Thursday, September 07, 2006

Viva la Revolucion

This post could go a number of ways. It could be a post about how we take our blessings as Americans for granted. It could be a post about how I never understood the depths of poverty until I breezed through the slums of Mexico City. Maybe it could be a post about how bad I feel for Mexico’s poor. Perhaps the turn most appropriate would be about the lack of coverage Mexico’s politics gets in the American press.
Most of that would just be covering up, though. This blog, necessarily, has to be about fear. I spent the weekend in Mexico, and but for the time spent in our "fortified compound," the emotion that came to the surface again, and again, and again, was fear. Fear for our safety. Worry for the horrible fates many of those we saw faced. Concern for what they endured. Fear for what would happen if People Like That finally got upset enough with People Like Us to do something about it.
Some of you have heard the weirdest of the stories already; But though the salacious details give the story a visceral punch, it’s the small things that make Mexico a terrifying lesson in geopolitics, faith, and finding oneself.
A few vignettes:
- It is never easy to go to a place where you don’t speak the local language. But I think, in the wake of NAFTA, we all think of Mexico as “our” linguistic backyard and assume that, like Puerto Rico, everyone will be able to speak English. I brushed up on my Spanish a bit before leaving just so I would have a little language. But even that wasn’t enough to get me through the small things – like how to make a call home.
- Crushing poverty is visible at every turn in Mexico. As we drove past the tent cities off the Rio Churubusco, a fellow traveler and I wondered out loud if there is any answer to this. Will Mexico ever lift itself out of this? I can’t imagine how – it would take the rise of an intellectual class, a domestic manufacturing base, and a shift from looking at workers as an expendable commodity to seeing them as an irreplaceable resource. One thing I know for sure: If I lived there, I would not think twice about getting through the Sonoran desert to the U.S. and relative wealth.

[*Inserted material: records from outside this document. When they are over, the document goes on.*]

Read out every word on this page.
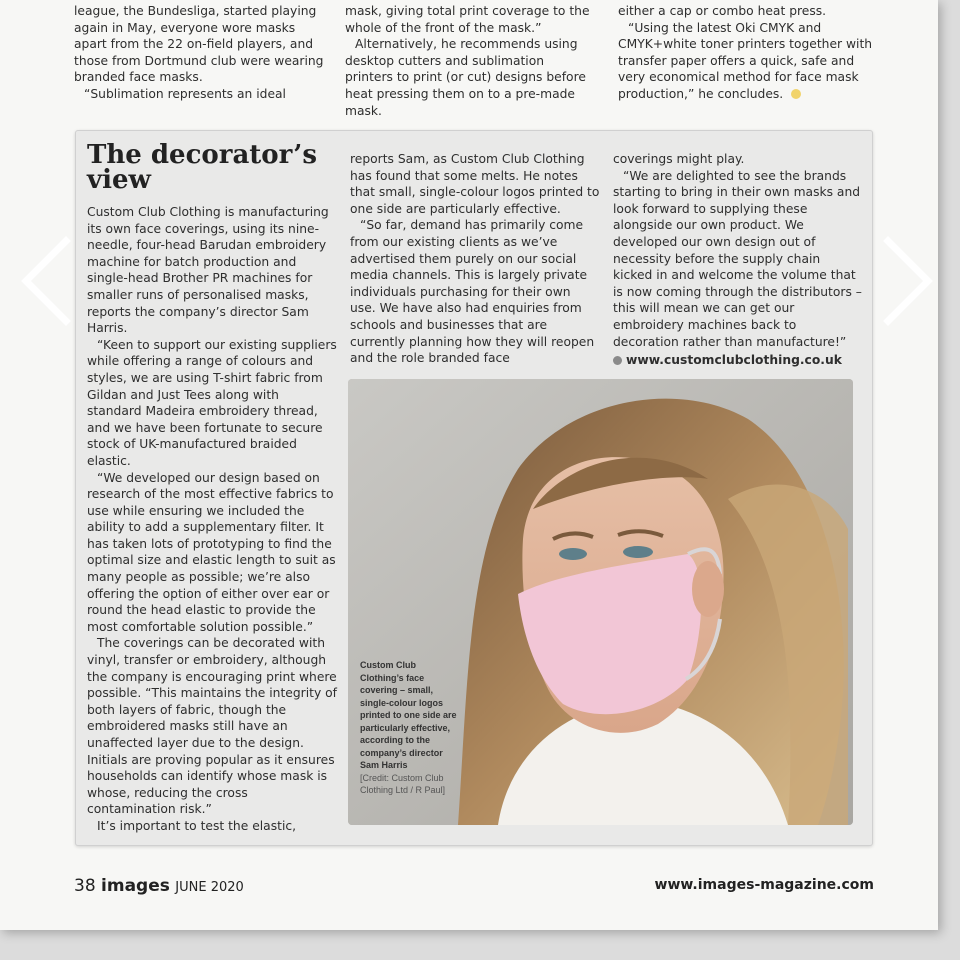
league, the Bundesliga, started playing again in May, everyone wore masks apart from the 22 on-field players, and those from Dortmund club were wearing branded face masks.

“Sublimation represents an ideal

mask, giving total print coverage to the whole of the front of the mask.”

Alternatively, he recommends using desktop cutters and sublimation printers to print (or cut) designs before heat pressing them on to a pre-made mask.

either a cap or combo heat press.

“Using the latest Oki CMYK and CMYK+white toner printers together with transfer paper offers a quick, safe and very economical method for face mask production,” he concludes.

The decorator’s view

Custom Club Clothing is manufacturing its own face coverings, using its nine-needle, four-head Barudan embroidery machine for batch production and single-head Brother PR machines for smaller runs of personalised masks, reports the company’s director Sam Harris.

“Keen to support our existing suppliers while offering a range of colours and styles, we are using T-shirt fabric from Gildan and Just Tees along with standard Madeira embroidery thread, and we have been fortunate to secure stock of UK-manufactured braided elastic.

“We developed our design based on research of the most effective fabrics to use while ensuring we included the ability to add a supplementary filter. It has taken lots of prototyping to find the optimal size and elastic length to suit as many people as possible; we’re also offering the option of either over ear or round the head elastic to provide the most comfortable solution possible.”

The coverings can be decorated with vinyl, transfer or embroidery, although the company is encouraging print where possible. “This maintains the integrity of both layers of fabric, though the embroidered masks still have an unaffected layer due to the design. Initials are proving popular as it ensures households can identify whose mask is whose, reducing the cross contamination risk.”

It’s important to test the elastic,

reports Sam, as Custom Club Clothing has found that some melts. He notes that small, single-colour logos printed to one side are particularly effective.

“So far, demand has primarily come from our existing clients as we’ve advertised them purely on our social media channels. This is largely private individuals purchasing for their own use. We have also had enquiries from schools and businesses that are currently planning how they will reopen and the role branded face

coverings might play.

“We are delighted to see the brands starting to bring in their own masks and look forward to supplying these alongside our own product. We developed our own design out of necessity before the supply chain kicked in and welcome the volume that is now coming through the distributors – this will mean we can get our embroidery machines back to decoration rather than manufacture!”

www.customclubclothing.co.uk
Custom Club Clothing’s face covering – small, single-colour logos printed to one side are particularly effective, according to the company’s director Sam Harris
[Credit: Custom Club Clothing Ltd / R Paul]
38 images JUNE 2020	www.images-magazine.com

- There is nothing funnier than overweight, elderly Mexicans dancing to the club remix of Madonna’s “La Isla Bonita.” Trust me.
- America is still paying the price for election-rigging throughout the Third World in the 1950s-1980s. Few of the masses in Mexico actually believe that Lopez Obrador lost, despite all the evidence to the contrary. Lies are only powerful if they have a relationship to reality, and since we actually did fix a number of elections in the past (and, who knows, maybe in the present) our credibility is essentially zip among furners.
- America needs more vaguely-Stalinist monuments. We went to this town called Cuautla, and there was a giant statue of Jose Morelos that looked like a big old Stakhanovite statue from Petrograd. Awesome.
- Political protest is a lot different in Mexico than the U.S. It includes things like mobbing the streets, occupying public parks, and graffiti covering the city. What they call “protests” I like to call “riots.” But then, I live near Detroit. So it ain't no thang.